Tuesday’s overwhelming House vote was the result of a carefully constructed bill that took into consideration a wide range of interests – doctors, hospitals, insurance companies – along with the concerns of individual legislators.
Several Democrats also spoke in support of the bill. It make the House version sturdier when negotiations begin because of the strong bipartisan vote behind it.
Rep. Marilyn Avila, a Republican from Raleigh, said she voted for the bill in spite of her reservations that it is too narrowly focused without other options, because it will be improved through a conference committee of House and Senate members.
"We should approach with caution," she said.
Rep. Nelson Dollar, a Republican from Cary, said the House version would provide greater certainty for budgeting, long-term cost savings and improved health outcomes.
Senate Republican leaders want to move Medicaid from the state Department of Health and Human Services and create a board of appointees to oversee it. There would be a chief executive officer, and the board would contract with private insurers and health care firms. People who receive Medicaid would be able to choose from three to five medical providers.

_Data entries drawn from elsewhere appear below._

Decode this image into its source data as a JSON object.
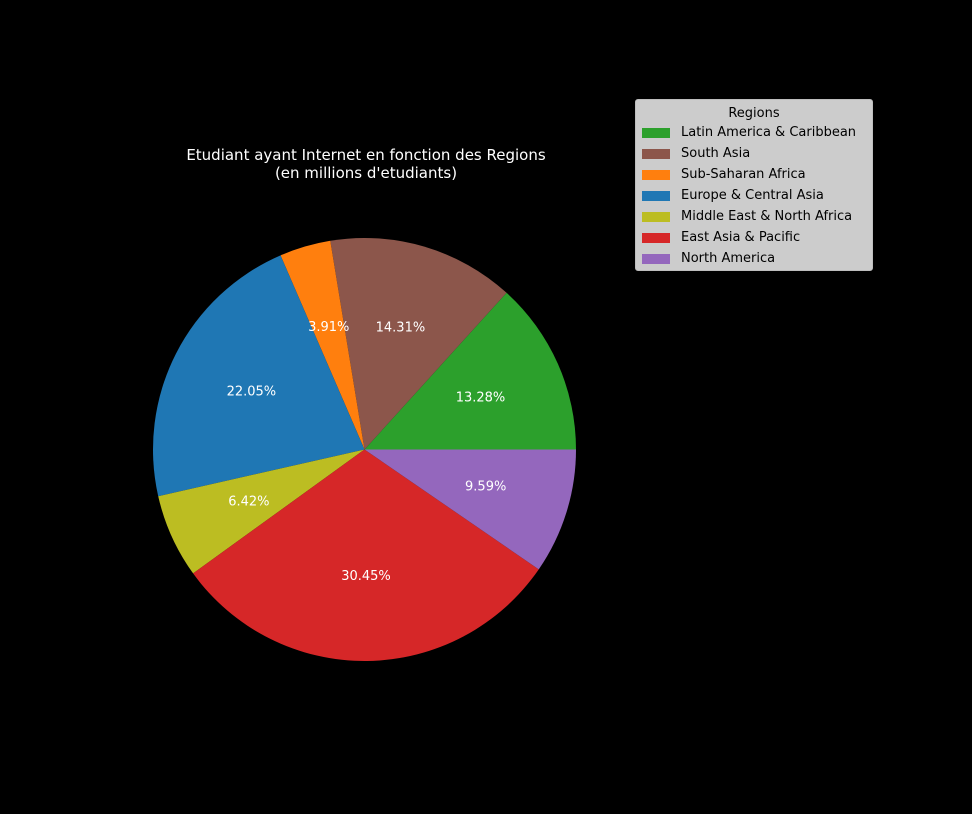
{
  "chart_data": {
    "type": "pie",
    "title": "Etudiant ayant Internet en fonction des Regions",
    "subtitle": "(en millions d'etudiants)",
    "legend": {
      "title": "Regions",
      "placement": "top-right"
    },
    "slices": [
      {
        "name": "Latin America & Caribbean",
        "value": 13.28,
        "label": "13.28%",
        "color": "#2ca02c"
      },
      {
        "name": "South Asia",
        "value": 14.31,
        "label": "14.31%",
        "color": "#8c564b"
      },
      {
        "name": "Sub-Saharan Africa",
        "value": 3.91,
        "label": "3.91%",
        "color": "#ff7f0e"
      },
      {
        "name": "Europe & Central Asia",
        "value": 22.05,
        "label": "22.05%",
        "color": "#1f77b4"
      },
      {
        "name": "Middle East & North Africa",
        "value": 6.42,
        "label": "6.42%",
        "color": "#bcbd22"
      },
      {
        "name": "East Asia & Pacific",
        "value": 30.45,
        "label": "30.45%",
        "color": "#d62728"
      },
      {
        "name": "North America",
        "value": 9.59,
        "label": "9.59%",
        "color": "#9467bd"
      }
    ]
  }
}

The House plan leaves the program in DHHS, and would have doctors running the contracted health-care companies. Both plans would finance care on a per-person basis, rather than paying for each medical appointment or procedure as it does now.
Health and Human Services Secretary Aldona Wos issued a statement in support of the House plan.
"We commend the House for the overwhelming, bi-partisan passage of a Medicaid reform bill that is based on what works in North Carolina and aligns with the principles of Governor Pat McCrory's Healthy NC initiative,” Wos said. “This is the year for North Carolina to move forward with historic reform.
“We look forward to working with both chambers to pass reform that creates a more predictable budget for taxpayers, reduces waste, and rewards health care providers for delivering quality, cost-effective care to patients."
Medicaid is a federal- and state-funded health program that benefits the poor, the elderly and the disabled. It accounts for more than 17 percent of the state’s general fund.